The main topic up for discussion on the ballot was whether the student body was in favor or against implementing the Student Engagement Fee, increasing tuition $150 each quarter starting in the fall.
The fee proposed was to support under-served students, mental health, spirit groups, sports clubs, Greek Life, and athletics. The fee brought forth much controversy since $135 of the fee would be put toward Tech athletics.
Louisiana Tech is the only Division I public institution in the state and the only member of Conference USA that does not have a student engagement fee that directly supports athletics. Currently, Tech students receive free admission into all University home athletic events.
The fee failed to pass and will not be implemented in the fall.
Emma Stone, a sophomore at Tech, said that she thought it was unfair to ask students to pay that much money when most of the money would not go to benefit the whole student body.
“I would vote yes if the money was proportionally allocated,” Stone said. “I believe those involved in athletics should pay the fee, as do people in sororities, for example.”
Skyla-Rae Lewis, a senior at Tech, echoed Stone’s sentiments that she would have voted yes if the fee had been more evenly distributed. She said it was disappointing that the money going toward mental health was so low while athletics was getting so much.
“Personally, I voted no because majority of the money was going towards athletics, and I’m not involved in athletics or really go to any of the games,” Lewis said. “I feel like most of the athletic departments are well funded.
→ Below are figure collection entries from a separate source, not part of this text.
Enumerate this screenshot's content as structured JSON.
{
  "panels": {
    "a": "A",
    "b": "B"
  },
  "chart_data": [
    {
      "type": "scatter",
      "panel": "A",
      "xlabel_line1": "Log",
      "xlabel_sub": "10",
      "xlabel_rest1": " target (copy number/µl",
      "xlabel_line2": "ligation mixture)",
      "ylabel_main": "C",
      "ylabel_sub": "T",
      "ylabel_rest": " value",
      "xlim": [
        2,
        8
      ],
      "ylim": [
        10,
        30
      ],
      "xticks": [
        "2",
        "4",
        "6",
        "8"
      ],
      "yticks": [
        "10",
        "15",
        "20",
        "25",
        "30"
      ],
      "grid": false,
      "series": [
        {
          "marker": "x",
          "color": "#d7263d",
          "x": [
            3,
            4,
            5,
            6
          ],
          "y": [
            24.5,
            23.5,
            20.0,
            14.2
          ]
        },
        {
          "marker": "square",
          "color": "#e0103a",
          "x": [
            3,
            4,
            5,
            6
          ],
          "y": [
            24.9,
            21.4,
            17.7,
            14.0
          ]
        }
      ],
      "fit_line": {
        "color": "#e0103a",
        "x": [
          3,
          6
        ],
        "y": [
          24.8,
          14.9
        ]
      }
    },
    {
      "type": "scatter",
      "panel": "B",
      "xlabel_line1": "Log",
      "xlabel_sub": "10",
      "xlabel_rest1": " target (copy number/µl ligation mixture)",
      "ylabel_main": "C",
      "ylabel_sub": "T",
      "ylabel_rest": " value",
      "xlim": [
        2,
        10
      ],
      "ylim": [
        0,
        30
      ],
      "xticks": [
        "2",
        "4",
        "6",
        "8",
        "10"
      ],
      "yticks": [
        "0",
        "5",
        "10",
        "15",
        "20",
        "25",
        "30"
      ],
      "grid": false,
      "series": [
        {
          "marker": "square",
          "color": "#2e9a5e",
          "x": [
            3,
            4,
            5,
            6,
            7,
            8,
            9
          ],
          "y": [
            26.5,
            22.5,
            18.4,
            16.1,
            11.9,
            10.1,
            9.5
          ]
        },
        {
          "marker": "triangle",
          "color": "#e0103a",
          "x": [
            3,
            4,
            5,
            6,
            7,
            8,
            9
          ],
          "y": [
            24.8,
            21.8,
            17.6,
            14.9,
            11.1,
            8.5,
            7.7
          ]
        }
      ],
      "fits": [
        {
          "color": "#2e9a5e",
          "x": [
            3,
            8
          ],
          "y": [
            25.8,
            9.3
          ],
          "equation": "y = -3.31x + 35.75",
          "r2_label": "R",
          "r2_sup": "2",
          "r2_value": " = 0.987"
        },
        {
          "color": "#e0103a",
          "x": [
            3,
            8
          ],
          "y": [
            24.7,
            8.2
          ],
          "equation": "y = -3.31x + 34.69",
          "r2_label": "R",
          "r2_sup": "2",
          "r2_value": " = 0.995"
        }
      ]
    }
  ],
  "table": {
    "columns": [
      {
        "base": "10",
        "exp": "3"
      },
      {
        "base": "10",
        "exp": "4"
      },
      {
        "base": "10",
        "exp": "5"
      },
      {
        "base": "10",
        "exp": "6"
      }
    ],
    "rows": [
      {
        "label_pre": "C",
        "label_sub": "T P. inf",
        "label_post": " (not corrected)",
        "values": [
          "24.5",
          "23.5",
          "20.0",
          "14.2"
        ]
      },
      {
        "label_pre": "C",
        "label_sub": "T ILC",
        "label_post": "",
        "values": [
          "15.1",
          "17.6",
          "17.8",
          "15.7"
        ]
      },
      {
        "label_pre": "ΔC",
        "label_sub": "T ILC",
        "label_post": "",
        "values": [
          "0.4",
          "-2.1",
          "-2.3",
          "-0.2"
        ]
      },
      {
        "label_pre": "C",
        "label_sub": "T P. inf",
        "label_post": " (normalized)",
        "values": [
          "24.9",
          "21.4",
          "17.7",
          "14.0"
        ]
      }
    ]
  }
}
I know not all of them are, but some are.”
There were some students who did believe the fee should have passed. Daniel Spencer, a graduate student at Tech, said that while he respected the reason students voted no, he believes this fee would have benefited students more than they realized, as he finds university success and athletic success to not be mutually exclusive.
“Had this fee passed we could have been able to pay extremely underpaid trainers, nutritionists and assistants,” Spencer said. “All of these are important for building winning programs that people want to stay a part of and eventually lead to a growth in student population.”
Students also voted on the new SGA executive board. Elizabeth McKinney was elected president, Gabe Freeman was elected vice president, Jacob Thomas was elected treasurer and Gracey Avery was elected secretary.
McKinney expressed how excited she is to be taking over the position as president next year.
“Becoming SGA president has been something I have worked towards since the beginning of sophomore year, and I am so excited to finally be able to take on this position,” McKinney said. “I am thrilled to have the opportunity to speak up for the student body in this capacity, and I cannot wait to see all the things we can make happen this year.”
McKinney also shared that while most of the positions for the SGA board ran unopposed this election brought forth the largest turnout of voters SGA has ever seen.
“We had numbers that were unprecedented, and I am beyond proud of the student body for showing up to the polls and using their voice,” McKinney said.